I've had a few questions about Songbird models, and @mortonjt recommended that these questions might benefit other members of the community, so here are the questions that are already answered:
Question: Q2 value between null and full model is close to zero (0.001), however, beta diversity analysis shows significant differences between groups of interest. How to interpret such Songbird results?
Answer: "If you have significant beta diversity results, I would weigh those results more heavily than the q2 score."
Question: is an unbalanced design between groups a problem for Songbird models?
Answer: "Yes, an unbalanced design does have the risk of biasing your results. But hopefully the cross validation should provide some insights on how bad this bias is."
Question: * Should increasing the number of testing samples be accompanied by increasing the --p-batch-size?
Answer: "--p-batch-size is mainly used for training.
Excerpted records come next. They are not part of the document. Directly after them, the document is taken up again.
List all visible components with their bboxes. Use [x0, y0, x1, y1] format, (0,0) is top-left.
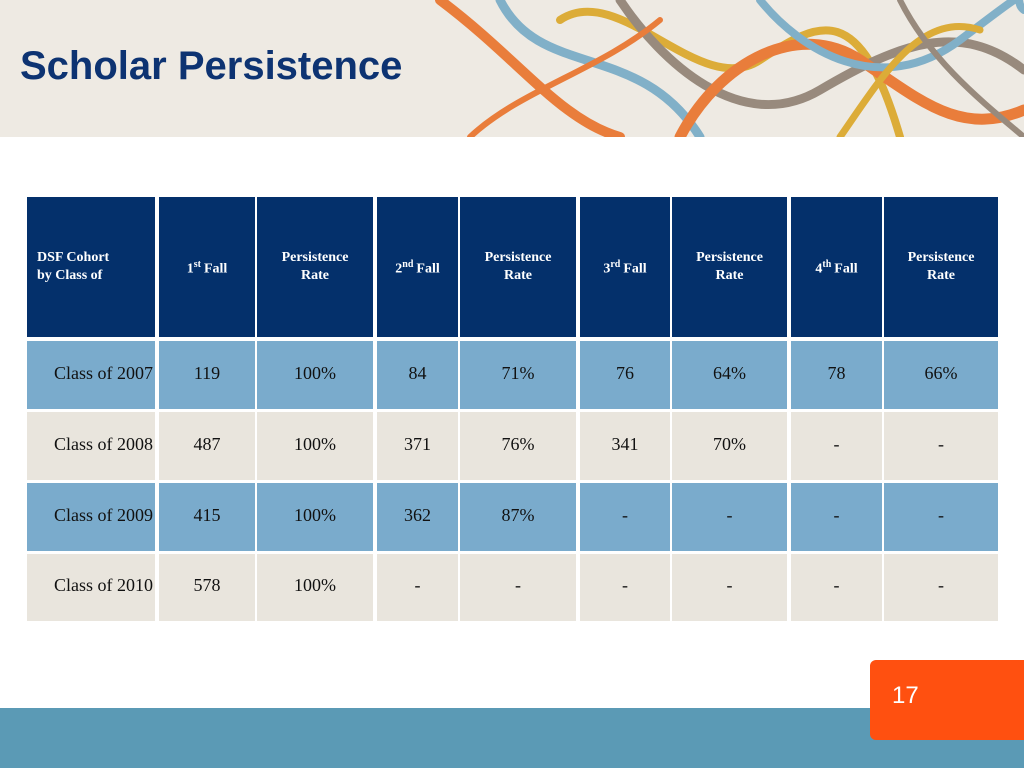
table-cell: Class of 2007: [27, 341, 155, 409]
header-cell: 1st Fall: [159, 197, 255, 337]
table-cell: 84: [377, 341, 458, 409]
header-text: 4th Fall: [815, 256, 857, 279]
header-cell: Persistence Rate: [257, 197, 373, 337]
header-cell: Persistence Rate: [884, 197, 998, 337]
page-number-box: [870, 660, 1024, 740]
table-cell: -: [460, 554, 576, 621]
table-cell: -: [791, 412, 882, 480]
table-cell: 66%: [884, 341, 998, 409]
table-cell: 415: [159, 483, 255, 551]
ordinal-suffix: nd: [402, 258, 414, 270]
header-line: by Class of: [37, 268, 103, 283]
table-cell: 70%: [672, 412, 787, 480]
table-cell: 100%: [257, 483, 373, 551]
table-cell: 100%: [257, 554, 373, 621]
header-cell: 2nd Fall: [377, 197, 458, 337]
header-text: Persistence Rate: [485, 249, 552, 285]
ordinal-suffix: rd: [610, 258, 621, 270]
table-cell: Class of 2008: [27, 412, 155, 480]
table-cell: 100%: [257, 412, 373, 480]
table-cell: -: [791, 483, 882, 551]
header-cell: 3rd Fall: [580, 197, 670, 337]
table-cell: 78: [791, 341, 882, 409]
header-word: Fall: [623, 261, 647, 277]
header-text: 3rd Fall: [603, 256, 646, 279]
table-cell: 119: [159, 341, 255, 409]
header-text: Persistence Rate: [696, 249, 763, 285]
header-line: Rate: [300, 268, 329, 283]
header-cell: Persistence Rate: [460, 197, 576, 337]
header-line: Rate: [926, 268, 955, 283]
decoration: [435, 0, 1024, 137]
header-cell: Persistence Rate: [672, 197, 787, 337]
ordinal: 1: [186, 261, 194, 277]
header-line: Persistence: [907, 250, 975, 265]
header-line: Rate: [715, 268, 744, 283]
header-line: Persistence: [484, 250, 552, 265]
table-cell: 71%: [460, 341, 576, 409]
header-line: DSF Cohort: [37, 250, 110, 265]
table-cell: 487: [159, 412, 255, 480]
header-word: Fall: [416, 261, 440, 277]
header-text: 2nd Fall: [395, 256, 439, 279]
header-line: Persistence: [281, 250, 349, 265]
table-cell: 76%: [460, 412, 576, 480]
table-cell: Class of 2009: [27, 483, 155, 551]
ordinal-suffix: st: [193, 258, 201, 270]
table-cell: 371: [377, 412, 458, 480]
header-word: Fall: [834, 261, 858, 277]
header-line: Rate: [503, 268, 532, 283]
table-cell: 76: [580, 341, 670, 409]
table-cell: Class of 2010: [27, 554, 155, 621]
header-cell: DSF Cohort by Class of: [27, 197, 155, 337]
ordinal: 3: [603, 261, 611, 277]
table-cell: -: [884, 412, 998, 480]
table-cell: -: [580, 483, 670, 551]
table-cell: -: [672, 483, 787, 551]
footer-band: [0, 708, 1024, 768]
table-cell: 578: [159, 554, 255, 621]
ordinal: 4: [815, 261, 823, 277]
table-cell: -: [377, 554, 458, 621]
table-cell: -: [791, 554, 882, 621]
table-cell: 341: [580, 412, 670, 480]
header-text: 1st Fall: [187, 256, 228, 279]
header-text: Persistence Rate: [908, 249, 975, 285]
page-number: 17: [892, 682, 919, 709]
table-cell: -: [580, 554, 670, 621]
header-word: Fall: [203, 261, 228, 277]
header-text: DSF Cohort by Class of: [37, 249, 109, 285]
table-cell: 87%: [460, 483, 576, 551]
table-cell: -: [884, 554, 998, 621]
table-cell: 100%: [257, 341, 373, 409]
table-cell: -: [884, 483, 998, 551]
header-line: Persistence: [696, 250, 763, 265]
ordinal: 2: [395, 261, 403, 277]
header-band: Scholar Persistence: [0, 0, 1024, 137]
header-text: Persistence Rate: [282, 249, 349, 285]
slide-title: Scholar Persistence: [20, 44, 403, 88]
ordinal-suffix: th: [822, 258, 832, 270]
table-cell: 362: [377, 483, 458, 551]
table-cell: 64%: [672, 341, 787, 409]
header-cell: 4th Fall: [791, 197, 882, 337]
table-cell: -: [672, 554, 787, 621]
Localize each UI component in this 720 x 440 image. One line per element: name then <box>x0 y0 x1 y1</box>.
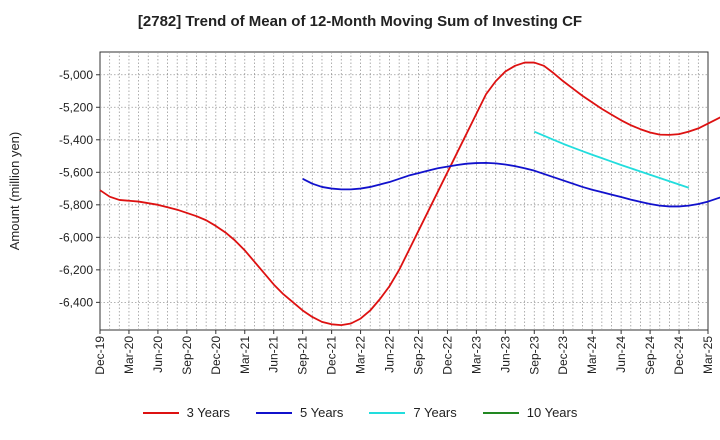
x-tick-label: Mar-22 <box>354 336 368 374</box>
x-tick-label: Sep-21 <box>296 336 310 375</box>
series-line-7-years <box>533 130 689 189</box>
legend-label: 10 Years <box>526 405 578 420</box>
x-tick-label: Jun-23 <box>498 336 512 373</box>
x-tick-label: Sep-22 <box>411 336 425 375</box>
legend-swatch <box>369 411 406 414</box>
x-tick-label: Jun-24 <box>614 336 628 373</box>
series-lines <box>99 61 720 327</box>
y-tick-label: -5,800 <box>59 198 93 212</box>
x-tick-label: Dec-24 <box>672 336 686 375</box>
x-tick-label: Jun-21 <box>267 336 281 373</box>
x-tick-label: Mar-24 <box>585 336 599 374</box>
x-tick-label: Dec-19 <box>93 336 107 375</box>
x-tick-label: Dec-20 <box>209 336 223 375</box>
x-tick-label: Dec-23 <box>556 336 570 375</box>
y-axis-ticks: -5,000 -5,200 -5,400 -5,600 -5,800 -6,000 -6,2… <box>59 68 100 309</box>
y-axis-title: Amount (million yen) <box>7 132 22 251</box>
y-tick-label: -6,000 <box>59 230 93 244</box>
legend-swatch <box>142 411 179 414</box>
x-tick-label: Mar-21 <box>238 336 252 374</box>
legend-item: 7 Years <box>369 405 457 420</box>
y-tick-label: -6,200 <box>59 263 93 277</box>
x-axis-ticks: Dec-19 Mar-20 Jun-20 Sep-20 Dec-20 Mar-21 Jun-… <box>93 330 715 375</box>
x-tick-label: Jun-22 <box>383 336 397 373</box>
y-tick-label: -5,400 <box>59 133 93 147</box>
x-tick-label: Sep-20 <box>180 336 194 375</box>
x-tick-label: Sep-23 <box>527 336 541 375</box>
x-tick-label: Sep-24 <box>643 336 657 375</box>
legend: 3 Years 5 Years 7 Years 10 Years <box>0 405 720 420</box>
x-tick-label: Mar-23 <box>469 336 483 374</box>
x-tick-label: Dec-21 <box>325 336 339 375</box>
legend-label: 5 Years <box>300 405 344 420</box>
x-tick-label: Mar-20 <box>122 336 136 374</box>
y-tick-label: -5,000 <box>59 68 93 82</box>
legend-item: 10 Years <box>482 405 578 420</box>
chart-title: [2782] Trend of Mean of 12-Month Moving … <box>137 13 583 30</box>
legend-item: 5 Years <box>256 405 343 420</box>
legend-label: 7 Years <box>413 405 457 420</box>
plot-area <box>99 51 709 331</box>
legend-label: 3 Years <box>186 405 230 420</box>
y-tick-label: -5,200 <box>59 100 93 114</box>
legend-swatch <box>256 411 292 414</box>
legend-item: 3 Years <box>142 405 230 420</box>
x-tick-label: Dec-22 <box>440 336 454 375</box>
y-tick-label: -6,400 <box>59 295 93 309</box>
legend-swatch <box>482 411 519 414</box>
series-line-5-years <box>302 161 720 208</box>
x-tick-label: Jun-20 <box>151 336 165 373</box>
y-tick-label: -5,600 <box>59 165 93 179</box>
x-tick-label: Mar-25 <box>701 336 715 374</box>
series-line-3-years <box>99 61 720 327</box>
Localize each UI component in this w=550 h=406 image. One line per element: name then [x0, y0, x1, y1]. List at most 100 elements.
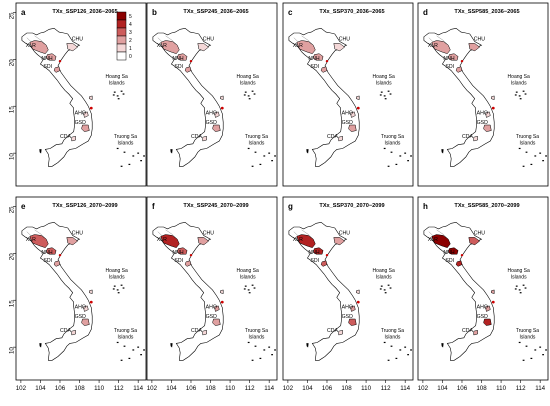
label-truong-sa-islands: Islands — [249, 141, 265, 147]
x-tick-label: 112 — [516, 385, 526, 392]
region-nnh — [177, 53, 188, 61]
label-truong-sa-islands: Islands — [118, 141, 134, 147]
truong-sa-island — [140, 160, 143, 162]
region-cda — [202, 329, 207, 336]
region-gsd — [483, 124, 492, 132]
truong-sa-island — [263, 155, 266, 157]
label-truong-sa-islands: Islands — [520, 141, 536, 147]
label-sdi: SDI — [174, 64, 183, 70]
truong-sa-island — [539, 152, 542, 154]
station-marker — [189, 253, 193, 257]
y-tick-label: 20 — [8, 59, 15, 66]
region-xlr — [29, 234, 49, 248]
label-nnh: NNH — [308, 56, 319, 62]
region-cda — [71, 329, 76, 336]
region-nnh — [448, 53, 459, 61]
y-tick-label: 15 — [8, 300, 15, 307]
region-sdi — [320, 260, 328, 267]
hoang-sa-island — [247, 289, 250, 291]
panel-letter: f — [152, 202, 155, 211]
x-tick-label: 104 — [302, 385, 313, 392]
region-nnh — [448, 247, 459, 255]
station-marker — [491, 106, 495, 110]
truong-sa-island — [268, 152, 271, 154]
label-nnh: NNH — [41, 56, 52, 62]
hoang-sa-island — [112, 288, 115, 290]
hoang-sa-island — [120, 284, 123, 286]
region-sdi — [53, 66, 61, 73]
truong-sa-island — [254, 151, 257, 153]
label-xlr: XLR — [157, 237, 167, 243]
hoang-sa-island — [387, 284, 390, 286]
hoang-sa-island — [379, 94, 382, 96]
region-mr — [356, 95, 360, 101]
panel-frame — [146, 2, 278, 187]
region-aho — [83, 111, 89, 118]
x-tick-label: 114 — [133, 385, 143, 392]
panel-frame — [282, 2, 414, 187]
region-aho — [485, 111, 491, 118]
region-chu — [333, 237, 346, 246]
truong-sa-island — [530, 357, 533, 360]
label-truong-sa: Truong Sa — [381, 328, 404, 334]
truong-sa-island — [259, 357, 262, 360]
label-aho: AHO — [206, 111, 217, 117]
station-marker — [325, 59, 329, 63]
x-tick-label: 106 — [55, 385, 66, 392]
panel-title: TXx_SSP126_2070−2099 — [52, 203, 117, 209]
truong-sa-island — [534, 349, 537, 351]
hoang-sa-island — [112, 94, 115, 96]
truong-sa-island — [542, 160, 545, 162]
phu-quoc-island — [306, 343, 309, 348]
label-cda: CDA — [327, 328, 338, 334]
x-tick-label: 108 — [476, 385, 487, 392]
label-aho: AHO — [206, 305, 217, 311]
vietnam-outline — [21, 27, 93, 167]
x-tick-label: 102 — [283, 385, 294, 392]
station-marker — [58, 253, 62, 257]
x-tick-label: 108 — [74, 385, 85, 392]
panel-letter: d — [423, 8, 428, 17]
truong-sa-island — [542, 354, 545, 356]
label-hoang-sa: Hoang Sa — [106, 268, 128, 274]
truong-sa-island — [407, 354, 410, 356]
panel-letter: h — [423, 202, 428, 211]
panel-frame — [417, 2, 549, 187]
truong-sa-island — [128, 163, 131, 166]
label-cda: CDA — [191, 328, 202, 334]
terrain-line — [436, 229, 449, 240]
x-tick-label: 106 — [457, 385, 468, 392]
label-truong-sa: Truong Sa — [516, 134, 539, 140]
label-nnh: NNH — [172, 250, 183, 256]
vietnam-outline — [423, 221, 495, 361]
truong-sa-island — [399, 155, 402, 157]
region-mr — [89, 95, 93, 101]
panel-frame — [417, 196, 549, 381]
label-truong-sa: Truong Sa — [516, 328, 539, 334]
x-tick-label: 110 — [496, 385, 506, 392]
region-cda — [202, 135, 207, 142]
label-hoang-sa-islands: Islands — [511, 81, 527, 87]
truong-sa-island — [525, 345, 528, 347]
hoang-sa-island — [389, 93, 392, 95]
hoang-sa-island — [122, 93, 125, 95]
phu-quoc-island — [39, 343, 42, 348]
legend-swatch — [116, 35, 127, 45]
label-truong-sa: Truong Sa — [114, 328, 137, 334]
region-cda — [338, 135, 343, 142]
x-tick-label: 112 — [245, 385, 255, 392]
hoang-sa-island — [522, 90, 525, 92]
hoang-sa-island — [514, 288, 517, 290]
hoang-sa-island — [122, 287, 125, 289]
label-hoang-sa-islands: Islands — [240, 275, 256, 281]
label-gsd: GSD — [342, 314, 353, 320]
truong-sa-island — [530, 163, 533, 166]
hoang-sa-island — [383, 95, 386, 97]
label-hoang-sa: Hoang Sa — [237, 74, 259, 80]
region-xlr — [296, 234, 316, 248]
region-cda — [473, 135, 478, 142]
label-gsd: GSD — [477, 314, 488, 320]
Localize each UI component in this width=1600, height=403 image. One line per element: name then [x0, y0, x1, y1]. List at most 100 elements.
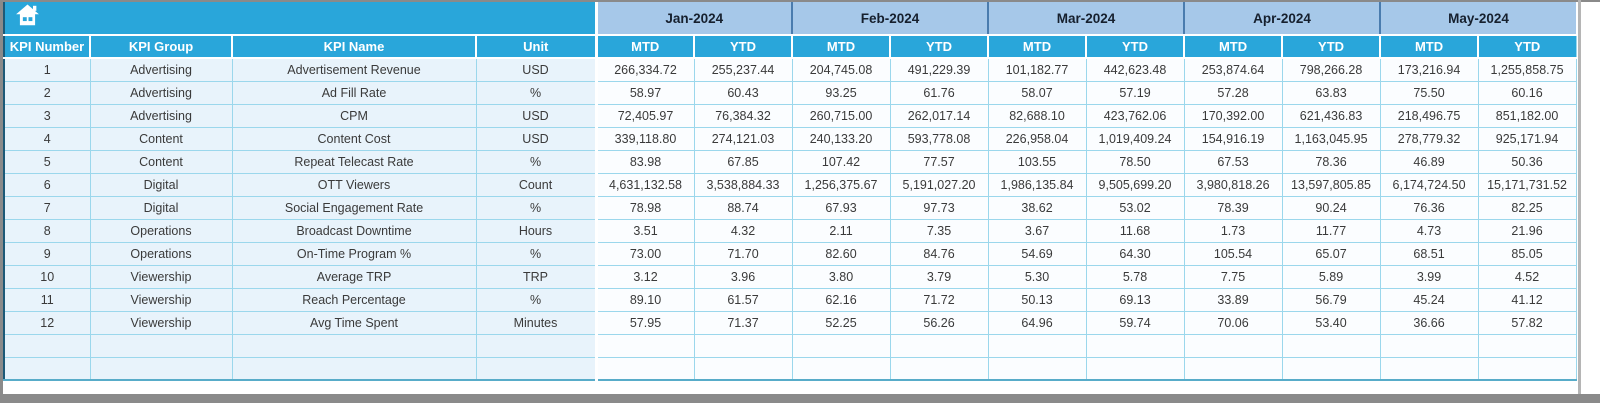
cell-empty[interactable] [231, 356, 477, 381]
cell-kpi-name[interactable]: Broadcast Downtime [231, 218, 477, 243]
cell-value[interactable]: 851,182.00 [1477, 103, 1577, 128]
cell-value[interactable]: 88.74 [693, 195, 793, 220]
cell-value[interactable]: 57.19 [1085, 80, 1185, 105]
cell-empty[interactable] [693, 333, 793, 358]
cell-empty[interactable] [791, 356, 891, 381]
cell-value[interactable]: 423,762.06 [1085, 103, 1185, 128]
cell-kpi-group[interactable]: Advertising [89, 57, 233, 82]
cell-kpi-number[interactable]: 9 [3, 241, 91, 266]
cell-kpi-name[interactable]: Avg Time Spent [231, 310, 477, 335]
cell-kpi-group[interactable]: Advertising [89, 103, 233, 128]
cell-unit[interactable]: TRP [475, 264, 598, 289]
cell-value[interactable]: 15,171,731.52 [1477, 172, 1577, 197]
cell-empty[interactable] [475, 356, 598, 381]
cell-value[interactable]: 84.76 [889, 241, 989, 266]
cell-value[interactable]: 3.67 [987, 218, 1087, 243]
cell-value[interactable]: 78.98 [595, 195, 695, 220]
cell-value[interactable]: 64.96 [987, 310, 1087, 335]
cell-kpi-number[interactable]: 4 [3, 126, 91, 151]
cell-value[interactable]: 1.73 [1183, 218, 1283, 243]
cell-unit[interactable]: USD [475, 103, 598, 128]
cell-value[interactable]: 60.43 [693, 80, 793, 105]
cell-empty[interactable] [1085, 333, 1185, 358]
cell-value[interactable]: 173,216.94 [1379, 57, 1479, 82]
cell-value[interactable]: 339,118.80 [595, 126, 695, 151]
cell-value[interactable]: 5.78 [1085, 264, 1185, 289]
cell-kpi-group[interactable]: Content [89, 149, 233, 174]
cell-value[interactable]: 266,334.72 [595, 57, 695, 82]
cell-value[interactable]: 54.69 [987, 241, 1087, 266]
cell-kpi-group[interactable]: Operations [89, 241, 233, 266]
cell-value[interactable]: 9,505,699.20 [1085, 172, 1185, 197]
cell-value[interactable]: 58.07 [987, 80, 1087, 105]
cell-unit[interactable]: Minutes [475, 310, 598, 335]
cell-value[interactable]: 262,017.14 [889, 103, 989, 128]
cell-unit[interactable]: % [475, 149, 598, 174]
column-header-kpi-group[interactable]: KPI Group [90, 35, 233, 59]
cell-empty[interactable] [1281, 333, 1381, 358]
cell-kpi-name[interactable]: On-Time Program % [231, 241, 477, 266]
cell-value[interactable]: 101,182.77 [987, 57, 1087, 82]
cell-value[interactable]: 52.25 [791, 310, 891, 335]
cell-value[interactable]: 59.74 [1085, 310, 1185, 335]
cell-value[interactable]: 53.02 [1085, 195, 1185, 220]
cell-empty[interactable] [987, 333, 1087, 358]
cell-value[interactable]: 798,266.28 [1281, 57, 1381, 82]
cell-value[interactable]: 77.57 [889, 149, 989, 174]
subheader-ytd-feb-2024[interactable]: YTD [890, 35, 990, 59]
cell-empty[interactable] [1183, 333, 1283, 358]
cell-value[interactable]: 21.96 [1477, 218, 1577, 243]
cell-value[interactable]: 107.42 [791, 149, 891, 174]
cell-value[interactable]: 85.05 [1477, 241, 1577, 266]
cell-value[interactable]: 38.62 [987, 195, 1087, 220]
column-header-unit[interactable]: Unit [476, 35, 598, 59]
cell-value[interactable]: 255,237.44 [693, 57, 793, 82]
cell-value[interactable]: 491,229.39 [889, 57, 989, 82]
cell-empty[interactable] [1183, 356, 1283, 381]
cell-kpi-group[interactable]: Advertising [89, 80, 233, 105]
cell-value[interactable]: 93.25 [791, 80, 891, 105]
cell-empty[interactable] [791, 333, 891, 358]
cell-value[interactable]: 46.89 [1379, 149, 1479, 174]
subheader-ytd-apr-2024[interactable]: YTD [1282, 35, 1382, 59]
cell-kpi-group[interactable]: Viewership [89, 310, 233, 335]
cell-kpi-number[interactable]: 11 [3, 287, 91, 312]
cell-unit[interactable]: % [475, 287, 598, 312]
cell-kpi-name[interactable]: Average TRP [231, 264, 477, 289]
cell-value[interactable]: 11.77 [1281, 218, 1381, 243]
cell-kpi-name[interactable]: Reach Percentage [231, 287, 477, 312]
cell-value[interactable]: 1,986,135.84 [987, 172, 1087, 197]
cell-empty[interactable] [231, 333, 477, 358]
cell-value[interactable]: 50.36 [1477, 149, 1577, 174]
cell-value[interactable]: 56.26 [889, 310, 989, 335]
cell-value[interactable]: 53.40 [1281, 310, 1381, 335]
cell-value[interactable]: 57.95 [595, 310, 695, 335]
cell-value[interactable]: 78.50 [1085, 149, 1185, 174]
cell-kpi-group[interactable]: Viewership [89, 264, 233, 289]
cell-value[interactable]: 62.16 [791, 287, 891, 312]
cell-value[interactable]: 45.24 [1379, 287, 1479, 312]
cell-value[interactable]: 3,538,884.33 [693, 172, 793, 197]
cell-unit[interactable]: USD [475, 126, 598, 151]
cell-value[interactable]: 1,019,409.24 [1085, 126, 1185, 151]
cell-kpi-number[interactable]: 2 [3, 80, 91, 105]
cell-value[interactable]: 204,745.08 [791, 57, 891, 82]
cell-value[interactable]: 78.36 [1281, 149, 1381, 174]
cell-unit[interactable]: Count [475, 172, 598, 197]
cell-value[interactable]: 65.07 [1281, 241, 1381, 266]
cell-value[interactable]: 11.68 [1085, 218, 1185, 243]
cell-value[interactable]: 58.97 [595, 80, 695, 105]
cell-value[interactable]: 50.13 [987, 287, 1087, 312]
cell-value[interactable]: 274,121.03 [693, 126, 793, 151]
subheader-mtd-mar-2024[interactable]: MTD [988, 35, 1088, 59]
subheader-mtd-jan-2024[interactable]: MTD [596, 35, 695, 59]
cell-value[interactable]: 82.60 [791, 241, 891, 266]
cell-value[interactable]: 75.50 [1379, 80, 1479, 105]
cell-value[interactable]: 82.25 [1477, 195, 1577, 220]
cell-kpi-name[interactable]: OTT Viewers [231, 172, 477, 197]
cell-unit[interactable]: % [475, 80, 598, 105]
cell-value[interactable]: 2.11 [791, 218, 891, 243]
month-header-may-2024[interactable]: May-2024 [1379, 2, 1577, 36]
cell-value[interactable]: 67.53 [1183, 149, 1283, 174]
cell-kpi-name[interactable]: CPM [231, 103, 477, 128]
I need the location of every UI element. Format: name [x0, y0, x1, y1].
It is ok to stick with the defaults."
Question: If you use the "Testing" column in full models, should you also include it in the null model?
Answer: "Right, ideally you would use the same train/test splits for both models (your model and the null model)"
Question: Is using a taxon that is common in most samples and has ASVs ranked both as positively and negatively associated with the variable of interest as the reference frame is a good option?
Answer: "Certainly not a bad idea since you'll be able to generate more log-ratios in qurro. Although the interpretation can be a bit wonky without abs abundances, at the very best you can sort the microbes by log-fold change, so positive / negative associations could be misleading if your assumptions are off."
Since the first Q&A I've had a two more questions arise:
In the unbalanced design (79, 65, and 29 animals), using the --p-training-column parameter, I included an equal number of samples from each group (18 test samples in total) and the CV score was higher (85) than when using the same number of Testing samples chosen by Songbird (75). Does this mean that it's better to use --p-num-random-test-examples than --p-training-column? Or should the samples assigned to the testing group better represent the unbalanced nature of data, i.e. instead of having an equal number of test samples have a proportional number of samples held for testing (e.g. 8,7 and 3). Is this the bias created by the unbalanced sample design mentioned before?
Does the low Q2 value warrant further confirmation of the ranked differentials? For example, in a way that has been done by Taylor et.al. in this paper?